14 July 2026
Janet Brown, partner at Sackers, commented: “Hot on the heels of the DWP’s consultation on new regulations for releasing surplus from ongoing DB schemes (issued 10 June), HMRC has joined the summer of surplus consultation party, issuing its own consultation on enabling one-off lump sum payments to members out of surplus to be “authorised payments” under tax legislation. As expected, conditions will apply, including that payments can only be made once members have reached normal minimum pension age (NMPA) (or earlier on grounds of ill-health), but they can be agreed and held in deferment until the member reaches NMPA.
“HMRC’s policy document and draft legislation aligns with the DWP’s draft regulations on making payments to employers and/or members from surplus on an ongoing basis, with both being drafted on the basis that they come into force on 6 April 2027. With draft legislation now hurtling towards the statute books in time to meet that date, this means that currently the only other outstanding piece of the surplus release regulatory jigsaw is TPR’s draft guidance, which is expected later this year.”

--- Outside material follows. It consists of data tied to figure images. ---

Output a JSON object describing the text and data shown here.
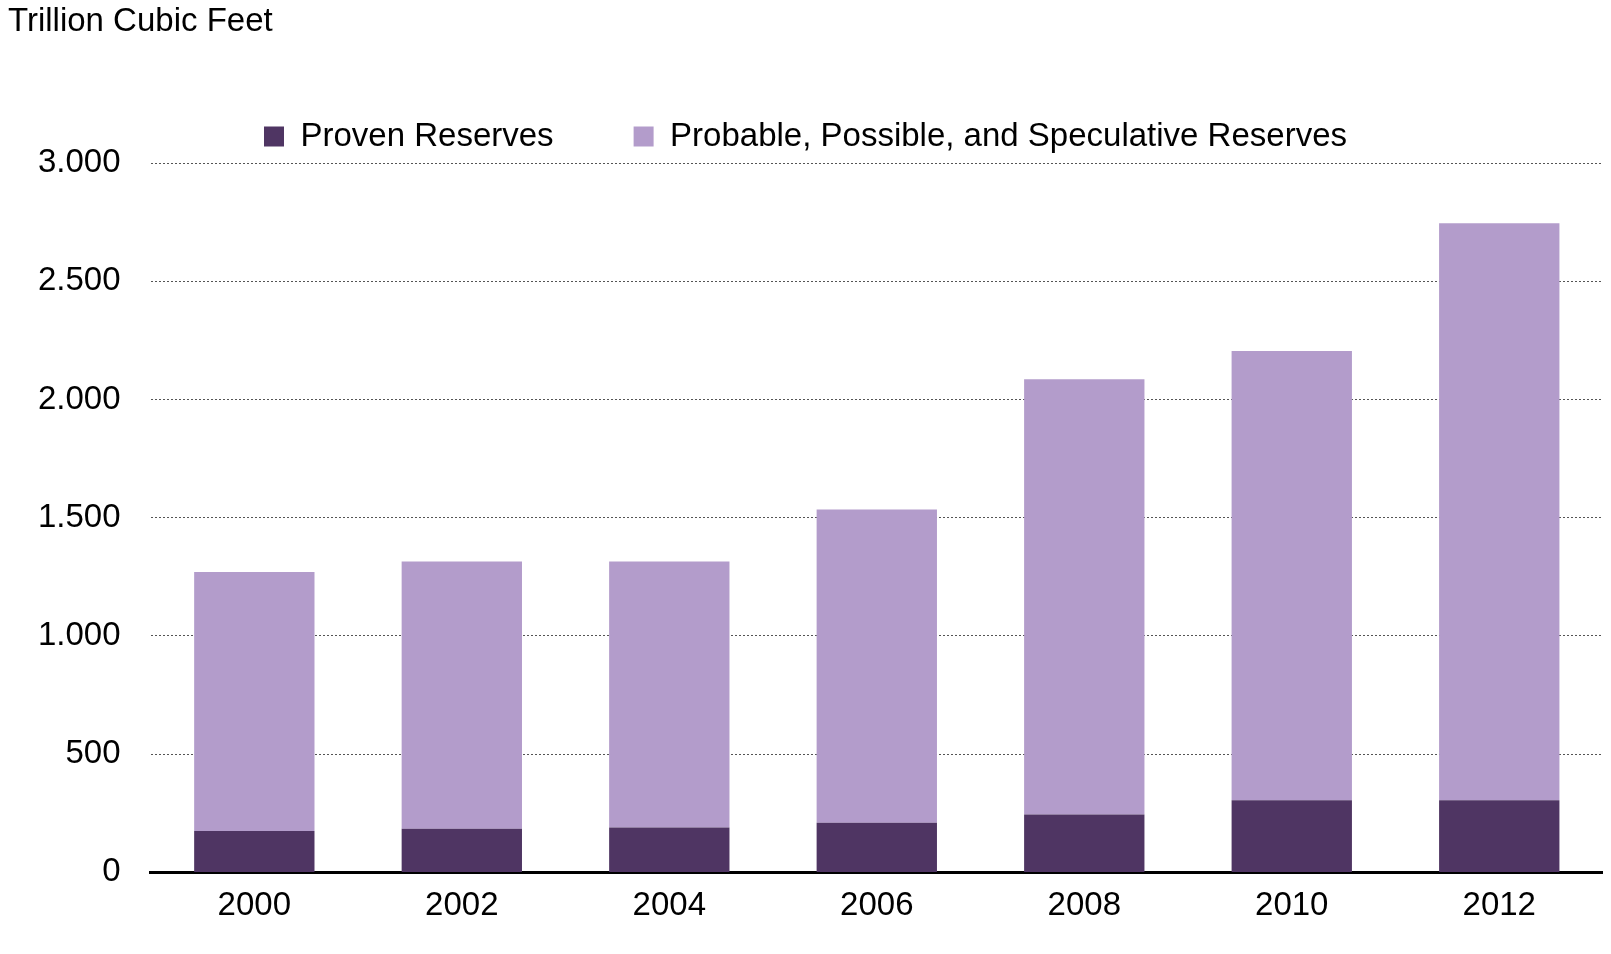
{
  "chart_data": {
    "type": "bar",
    "ylabel": "Trillion Cubic Feet",
    "categories": [
      "2000",
      "2002",
      "2004",
      "2006",
      "2008",
      "2010",
      "2012"
    ],
    "series": [
      {
        "name": "Proven Reserves",
        "color": "#4f3563",
        "values": [
          175,
          185,
          190,
          210,
          245,
          305,
          305
        ]
      },
      {
        "name": "Probable, Possible, and Speculative Reserves",
        "color": "#b39ccb",
        "values": [
          1095,
          1130,
          1125,
          1325,
          1840,
          1900,
          2440
        ]
      }
    ],
    "stacked": true,
    "ylim": [
      0,
      3000
    ],
    "yticks": [
      0,
      {
        "value": 500,
        "label": "500"
      },
      {
        "value": 1000,
        "label": "1.000"
      },
      {
        "value": 1500,
        "label": "1.500"
      },
      {
        "value": 2000,
        "label": "2.000"
      },
      {
        "value": 2500,
        "label": "2.500"
      },
      {
        "value": 3000,
        "label": "3.000"
      }
    ],
    "grid": "y",
    "legend": "top"
  }
}
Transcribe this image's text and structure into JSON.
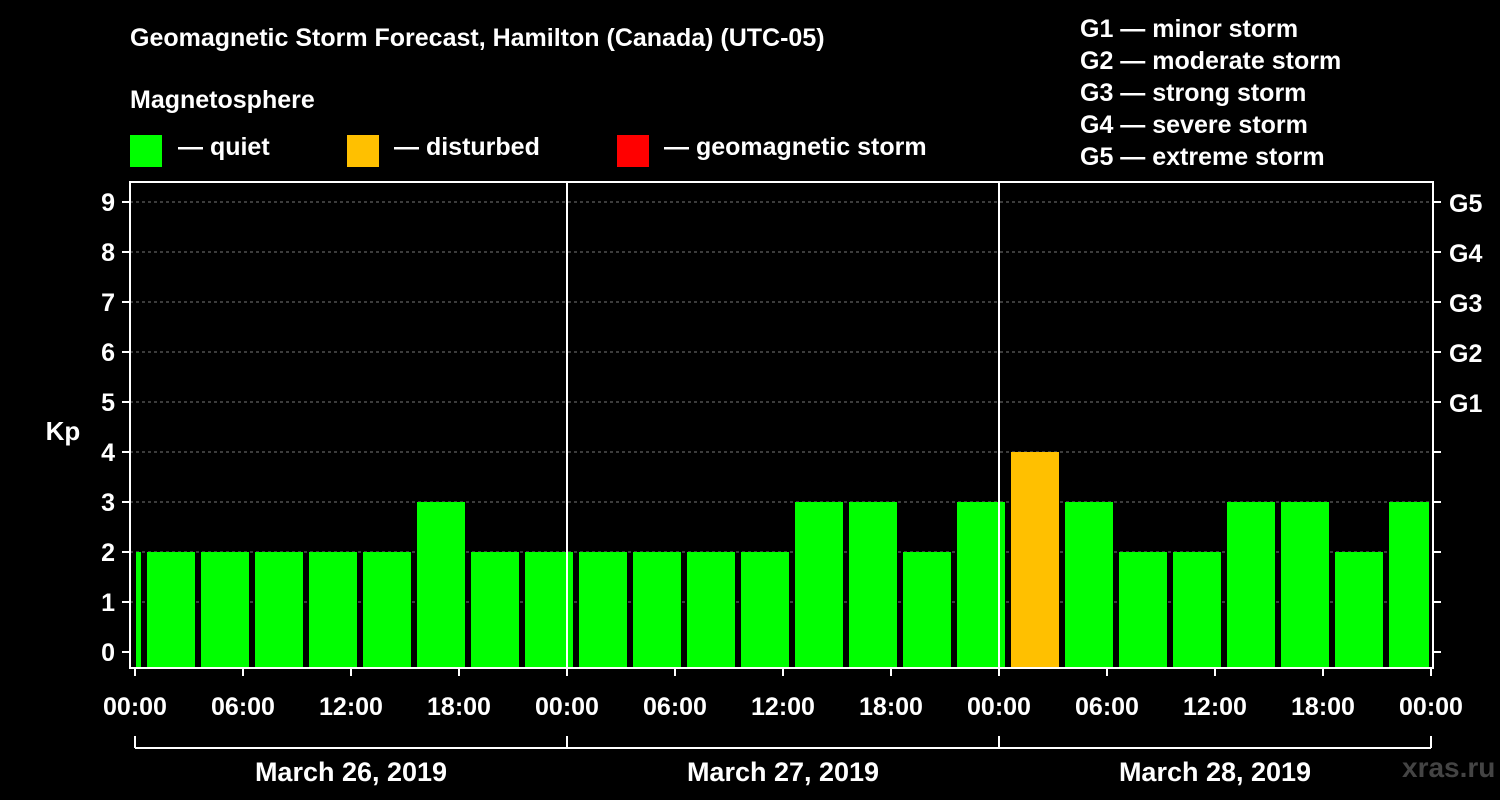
{
  "title": "Geomagnetic Storm Forecast, Hamilton (Canada) (UTC-05)",
  "legend": {
    "heading": "Magnetosphere",
    "items": [
      {
        "label": "— quiet",
        "color": "#00ff00"
      },
      {
        "label": "— disturbed",
        "color": "#ffc000"
      },
      {
        "label": "— geomagnetic storm",
        "color": "#ff0000"
      }
    ]
  },
  "storm_scale": [
    {
      "level": "G1",
      "text": "G1 — minor storm"
    },
    {
      "level": "G2",
      "text": "G2 — moderate storm"
    },
    {
      "level": "G3",
      "text": "G3 — strong storm"
    },
    {
      "level": "G4",
      "text": "G4 — severe storm"
    },
    {
      "level": "G5",
      "text": "G5 — extreme storm"
    }
  ],
  "watermark": "xras.ru",
  "chart_data": {
    "type": "bar",
    "ylabel": "Kp",
    "ylim": [
      0,
      9
    ],
    "yticks": [
      0,
      1,
      2,
      3,
      4,
      5,
      6,
      7,
      8,
      9
    ],
    "right_axis": [
      {
        "kp": 5,
        "label": "G1"
      },
      {
        "kp": 6,
        "label": "G2"
      },
      {
        "kp": 7,
        "label": "G3"
      },
      {
        "kp": 8,
        "label": "G4"
      },
      {
        "kp": 9,
        "label": "G5"
      }
    ],
    "grid": true,
    "xlim_hours": [
      0,
      72
    ],
    "xticks": [
      {
        "hour": 0,
        "label": "00:00"
      },
      {
        "hour": 6,
        "label": "06:00"
      },
      {
        "hour": 12,
        "label": "12:00"
      },
      {
        "hour": 18,
        "label": "18:00"
      },
      {
        "hour": 24,
        "label": "00:00"
      },
      {
        "hour": 30,
        "label": "06:00"
      },
      {
        "hour": 36,
        "label": "12:00"
      },
      {
        "hour": 42,
        "label": "18:00"
      },
      {
        "hour": 48,
        "label": "00:00"
      },
      {
        "hour": 54,
        "label": "06:00"
      },
      {
        "hour": 60,
        "label": "12:00"
      },
      {
        "hour": 66,
        "label": "18:00"
      },
      {
        "hour": 72,
        "label": "00:00"
      }
    ],
    "days": [
      {
        "label": "March 26, 2019",
        "start_hour": 0,
        "end_hour": 24
      },
      {
        "label": "March 27, 2019",
        "start_hour": 24,
        "end_hour": 48
      },
      {
        "label": "March 28, 2019",
        "start_hour": 48,
        "end_hour": 72
      }
    ],
    "bar_period_hours": 3,
    "first_bar_center_hour": -1,
    "values": [
      2,
      2,
      2,
      2,
      2,
      2,
      3,
      2,
      2,
      2,
      2,
      2,
      2,
      3,
      3,
      2,
      3,
      4,
      3,
      2,
      2,
      3,
      3,
      2,
      3
    ],
    "statuses": [
      "quiet",
      "quiet",
      "quiet",
      "quiet",
      "quiet",
      "quiet",
      "quiet",
      "quiet",
      "quiet",
      "quiet",
      "quiet",
      "quiet",
      "quiet",
      "quiet",
      "quiet",
      "quiet",
      "quiet",
      "disturbed",
      "quiet",
      "quiet",
      "quiet",
      "quiet",
      "quiet",
      "quiet",
      "quiet"
    ]
  }
}
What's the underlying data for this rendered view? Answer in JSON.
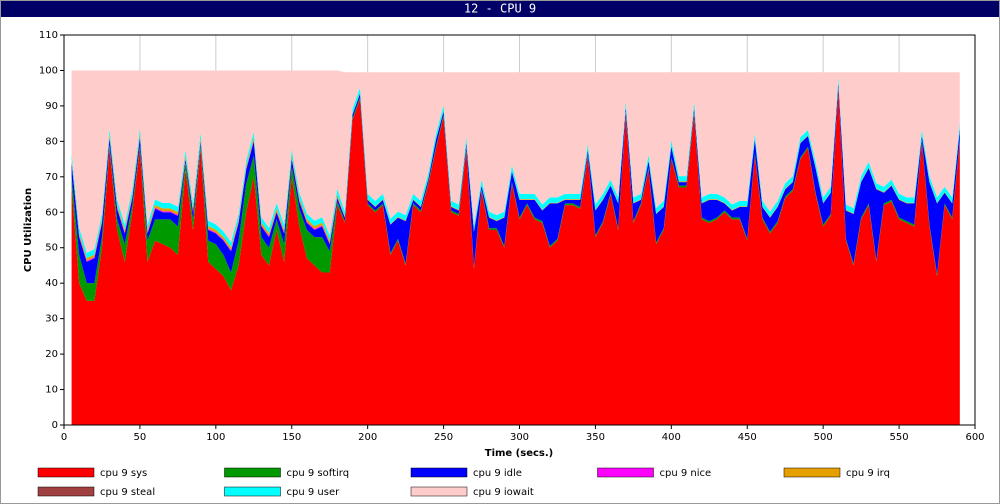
{
  "chart_data": {
    "type": "area",
    "stacked": true,
    "title": "12 - CPU 9",
    "xlabel": "Time (secs.)",
    "ylabel": "CPU Utilization",
    "xlim": [
      0,
      600
    ],
    "xticks": [
      0,
      50,
      100,
      150,
      200,
      250,
      300,
      350,
      400,
      450,
      500,
      550,
      600
    ],
    "ylim": [
      0,
      110
    ],
    "yticks": [
      0,
      10,
      20,
      30,
      40,
      50,
      60,
      70,
      80,
      90,
      100,
      110
    ],
    "grid": true,
    "legend": "bottom",
    "x": [
      5,
      10,
      15,
      20,
      25,
      30,
      35,
      40,
      45,
      50,
      55,
      60,
      65,
      70,
      75,
      80,
      85,
      90,
      95,
      100,
      105,
      110,
      115,
      120,
      125,
      130,
      135,
      140,
      145,
      150,
      155,
      160,
      165,
      170,
      175,
      180,
      185,
      190,
      195,
      200,
      205,
      210,
      215,
      220,
      225,
      230,
      235,
      240,
      245,
      250,
      255,
      260,
      265,
      270,
      275,
      280,
      285,
      290,
      295,
      300,
      305,
      310,
      315,
      320,
      325,
      330,
      335,
      340,
      345,
      350,
      355,
      360,
      365,
      370,
      375,
      380,
      385,
      390,
      395,
      400,
      405,
      410,
      415,
      420,
      425,
      430,
      435,
      440,
      445,
      450,
      455,
      460,
      465,
      470,
      475,
      480,
      485,
      490,
      495,
      500,
      505,
      510,
      515,
      520,
      525,
      530,
      535,
      540,
      545,
      550,
      555,
      560,
      565,
      570,
      575,
      580,
      585,
      590
    ],
    "series": [
      {
        "name": "cpu 9 sys",
        "color": "#ff0000",
        "values": [
          67,
          40,
          35,
          35,
          50,
          78,
          55,
          46,
          60,
          78,
          46,
          52,
          51,
          50,
          48,
          72,
          55,
          78,
          46,
          44,
          42,
          38,
          45,
          60,
          70,
          48,
          45,
          55,
          46,
          70,
          56,
          47,
          45,
          43,
          43,
          62,
          57,
          86,
          92,
          62,
          60,
          62,
          48,
          52,
          45,
          62,
          60,
          68,
          78,
          87,
          60,
          59,
          78,
          44,
          66,
          55,
          55,
          50,
          68,
          58,
          62,
          58,
          57,
          50,
          52,
          62,
          62,
          61,
          76,
          53,
          57,
          65,
          55,
          88,
          57,
          62,
          72,
          51,
          55,
          75,
          67,
          67,
          88,
          58,
          57,
          58,
          60,
          58,
          58,
          52,
          76,
          58,
          54,
          57,
          64,
          66,
          75,
          78,
          65,
          56,
          59,
          95,
          52,
          45,
          58,
          62,
          46,
          62,
          63,
          58,
          57,
          56,
          80,
          56,
          42,
          62,
          58,
          80
        ]
      },
      {
        "name": "cpu 9 softirq",
        "color": "#009900",
        "values": [
          3,
          8,
          5,
          5,
          3,
          1,
          3,
          5,
          2,
          1,
          6,
          6,
          7,
          8,
          8,
          2,
          3,
          1,
          6,
          7,
          6,
          5,
          7,
          8,
          6,
          5,
          5,
          3,
          5,
          3,
          5,
          8,
          8,
          10,
          6,
          1,
          0.5,
          0.5,
          0.5,
          0.5,
          0.5,
          0.5,
          0.5,
          0.5,
          0.5,
          0.5,
          0.5,
          0.5,
          0.5,
          0.5,
          0.5,
          0.5,
          0.5,
          0.5,
          0.5,
          0.5,
          0.5,
          0.5,
          0.5,
          0.5,
          0.5,
          0.5,
          0.5,
          0.5,
          0.5,
          0.5,
          0.5,
          0.5,
          0.5,
          0.5,
          0.5,
          0.5,
          0.5,
          0.5,
          0.5,
          0.5,
          0.5,
          0.5,
          0.5,
          0.5,
          0.5,
          0.5,
          0.5,
          0.5,
          0.5,
          0.5,
          0.5,
          0.5,
          0.5,
          0.5,
          0.5,
          0.5,
          0.5,
          0.5,
          0.5,
          0.5,
          0.5,
          0.5,
          0.5,
          0.5,
          0.5,
          0.5,
          0.5,
          0.5,
          0.5,
          0.5,
          0.5,
          0.5,
          0.5,
          0.5,
          0.5,
          0.5,
          0.5,
          0.5,
          0.5,
          0.5,
          0.5,
          0.5
        ]
      },
      {
        "name": "cpu 9 idle",
        "color": "#0000ff",
        "values": [
          4,
          5,
          6,
          7,
          4,
          2,
          3,
          3,
          2,
          2,
          2,
          3,
          2,
          2,
          3,
          1,
          2,
          1,
          3,
          3,
          4,
          6,
          5,
          4,
          4,
          3,
          3,
          2,
          3,
          2,
          2,
          2,
          2,
          3,
          2,
          1,
          1,
          1,
          1,
          1,
          1,
          1,
          8,
          6,
          12,
          1,
          1,
          1,
          2,
          1,
          1,
          1,
          1,
          10,
          1,
          3,
          2,
          8,
          3,
          5,
          1,
          5,
          3,
          12,
          10,
          1,
          1,
          2,
          1,
          7,
          6,
          2,
          7,
          1,
          5,
          1,
          2,
          8,
          6,
          3,
          1,
          1,
          1,
          4,
          6,
          5,
          2,
          2,
          3,
          9,
          4,
          3,
          4,
          4,
          2,
          2,
          4,
          3,
          7,
          6,
          6,
          1,
          8,
          14,
          10,
          10,
          20,
          3,
          4,
          5,
          5,
          6,
          1,
          12,
          20,
          3,
          4,
          3
        ]
      },
      {
        "name": "cpu 9 nice",
        "color": "#ff00ff",
        "values": [
          0.3,
          0.3,
          0.3,
          0.3,
          0.3,
          0.3,
          0.3,
          0.3,
          0.3,
          0.3,
          0.3,
          0.3,
          0.3,
          0.3,
          0.3,
          0.3,
          0.3,
          0.3,
          0.3,
          0.3,
          0.3,
          0.3,
          0.3,
          0.3,
          0.3,
          0.3,
          0.3,
          0.3,
          0.3,
          0.3,
          0.3,
          0.3,
          0.3,
          0.3,
          0.3,
          0.3,
          0,
          0,
          0,
          0,
          0,
          0,
          0,
          0,
          0,
          0,
          0,
          0,
          0,
          0,
          0,
          0,
          0,
          0,
          0,
          0,
          0,
          0,
          0,
          0,
          0,
          0,
          0,
          0,
          0,
          0,
          0,
          0,
          0,
          0,
          0,
          0,
          0,
          0,
          0,
          0,
          0,
          0,
          0,
          0,
          0,
          0,
          0,
          0,
          0,
          0,
          0,
          0,
          0,
          0,
          0,
          0,
          0,
          0,
          0,
          0,
          0,
          0,
          0,
          0,
          0,
          0,
          0,
          0,
          0,
          0,
          0,
          0,
          0,
          0,
          0,
          0,
          0,
          0,
          0,
          0,
          0,
          0
        ]
      },
      {
        "name": "cpu 9 irq",
        "color": "#e6a000",
        "values": [
          0.8,
          0.8,
          0.8,
          0.8,
          0.8,
          0.8,
          0.8,
          0.8,
          0.8,
          0.8,
          0.8,
          0.8,
          0.8,
          0.8,
          0.8,
          0.8,
          0.8,
          0.8,
          0.8,
          0.8,
          0.8,
          0.8,
          0.8,
          0.8,
          0.8,
          0.8,
          0.8,
          0.8,
          0.8,
          0.8,
          0.8,
          0.8,
          0.8,
          0.8,
          0.8,
          0.8,
          0.2,
          0.2,
          0.2,
          0.2,
          0.2,
          0.2,
          0.2,
          0.2,
          0.2,
          0.2,
          0.2,
          0.2,
          0.2,
          0.2,
          0.2,
          0.2,
          0.2,
          0.2,
          0.2,
          0.2,
          0.2,
          0.2,
          0.2,
          0.2,
          0.2,
          0.2,
          0.2,
          0.2,
          0.2,
          0.2,
          0.2,
          0.2,
          0.2,
          0.2,
          0.2,
          0.2,
          0.2,
          0.2,
          0.2,
          0.2,
          0.2,
          0.2,
          0.2,
          0.2,
          0.2,
          0.2,
          0.2,
          0.2,
          0.2,
          0.2,
          0.2,
          0.2,
          0.2,
          0.2,
          0.2,
          0.2,
          0.2,
          0.2,
          0.2,
          0.2,
          0.2,
          0.2,
          0.2,
          0.2,
          0.2,
          0.2,
          0.2,
          0.2,
          0.2,
          0.2,
          0.2,
          0.2,
          0.2,
          0.2,
          0.2,
          0.2,
          0.2,
          0.2,
          0.2,
          0.2,
          0.2,
          0.2
        ]
      },
      {
        "name": "cpu 9 steal",
        "color": "#a04040",
        "values": [
          0,
          0,
          0,
          0,
          0,
          0,
          0,
          0,
          0,
          0,
          0,
          0,
          0,
          0,
          0,
          0,
          0,
          0,
          0,
          0,
          0,
          0,
          0,
          0,
          0,
          0,
          0,
          0,
          0,
          0,
          0,
          0,
          0,
          0,
          0,
          0,
          0,
          0,
          0,
          0,
          0,
          0,
          0,
          0,
          0,
          0,
          0,
          0,
          0,
          0,
          0,
          0,
          0,
          0,
          0,
          0,
          0,
          0,
          0,
          0,
          0,
          0,
          0,
          0,
          0,
          0,
          0,
          0,
          0,
          0,
          0,
          0,
          0,
          0,
          0,
          0,
          0,
          0,
          0,
          0,
          0,
          0,
          0,
          0,
          0,
          0,
          0,
          0,
          0,
          0,
          0,
          0,
          0,
          0,
          0,
          0,
          0,
          0,
          0,
          0,
          0,
          0,
          0,
          0,
          0,
          0,
          0,
          0,
          0,
          0,
          0,
          0,
          0,
          0,
          0,
          0,
          0,
          0
        ]
      },
      {
        "name": "cpu 9 user",
        "color": "#00ffff",
        "values": [
          1.5,
          1.5,
          1.5,
          1.5,
          1.5,
          1.5,
          1.5,
          1.5,
          1.5,
          1.5,
          1.5,
          1.5,
          1.5,
          1.5,
          1.5,
          1.5,
          1.5,
          1.5,
          1.5,
          1.5,
          1.5,
          1.5,
          1.5,
          1.5,
          1.5,
          1.5,
          1.5,
          1.5,
          1.5,
          1.5,
          1.5,
          1.5,
          1.5,
          1.5,
          1.5,
          1.5,
          1.5,
          1.5,
          1.5,
          1.5,
          1.5,
          1.5,
          1.5,
          1.5,
          1.5,
          1.5,
          1.5,
          1.5,
          1.5,
          1.5,
          1.5,
          1.5,
          1.5,
          1.5,
          1.5,
          1.5,
          1.5,
          1.5,
          1.5,
          1.5,
          1.5,
          1.5,
          1.5,
          1.5,
          1.5,
          1.5,
          1.5,
          1.5,
          1.5,
          1.5,
          1.5,
          1.5,
          1.5,
          1.5,
          1.5,
          1.5,
          1.5,
          1.5,
          1.5,
          1.5,
          1.5,
          1.5,
          1.5,
          1.5,
          1.5,
          1.5,
          1.5,
          1.5,
          1.5,
          1.5,
          1.5,
          1.5,
          1.5,
          1.5,
          1.5,
          1.5,
          1.5,
          1.5,
          1.5,
          1.5,
          1.5,
          1.5,
          1.5,
          1.5,
          1.5,
          1.5,
          1.5,
          1.5,
          1.5,
          1.5,
          1.5,
          1.5,
          1.5,
          1.5,
          1.5,
          1.5,
          1.5,
          1.5
        ]
      },
      {
        "name": "cpu 9 iowait",
        "color": "#ffcccc",
        "values": [
          23.4,
          44.4,
          51.4,
          50.4,
          40.4,
          16.4,
          36.4,
          43.4,
          33.4,
          16.4,
          43.4,
          36.4,
          37.4,
          37.4,
          38.4,
          22.4,
          37.4,
          17.4,
          42.4,
          43.4,
          45.4,
          48.4,
          40.4,
          25.4,
          17.4,
          41.4,
          44.4,
          37.4,
          43.4,
          22.4,
          34.4,
          40.4,
          42.4,
          41.4,
          46.4,
          33.4,
          39.3,
          10.3,
          4.3,
          34.3,
          36.3,
          34.3,
          41.3,
          39.3,
          40.3,
          34.3,
          36.3,
          28.3,
          17.3,
          9.3,
          36.3,
          37.3,
          18.3,
          43.3,
          30.3,
          39.3,
          40.3,
          39.3,
          26.3,
          34.3,
          34.3,
          34.3,
          37.3,
          35.3,
          35.3,
          34.3,
          34.3,
          34.3,
          20.3,
          37.3,
          34.3,
          30.3,
          35.3,
          8.3,
          35.3,
          34.3,
          23.3,
          38.3,
          36.3,
          19.3,
          29.3,
          29.3,
          8.3,
          35.3,
          34.3,
          34.3,
          35.3,
          37.3,
          36.3,
          36.3,
          17.3,
          36.3,
          39.3,
          36.3,
          31.3,
          29.3,
          18.3,
          16.3,
          25.3,
          35.3,
          32.3,
          1.3,
          37.3,
          38.3,
          29.3,
          25.3,
          31.3,
          32.3,
          30.3,
          34.3,
          35.3,
          35.3,
          16.3,
          29.3,
          35.3,
          32.3,
          35.3,
          14.3
        ]
      }
    ]
  }
}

Brown added: “The framing of the new member surplus option as a trustee discretion means that having a policy on surplus as part of a run-on agreement with the sponsor will be key. The introduction of the one-off lump sum payment will provide trustees with increased flexibility to share surplus with members, while not baking in additional liabilities into the long-term funding of their pension scheme.
“The industry was keen to have this new option introduced as an authorised tax payment and HMRC looks likely to deliver it in the Finance Bill 2026/27. For those schemes already looking at surplus release, this will provide an added string to their flexibility bow going forward.”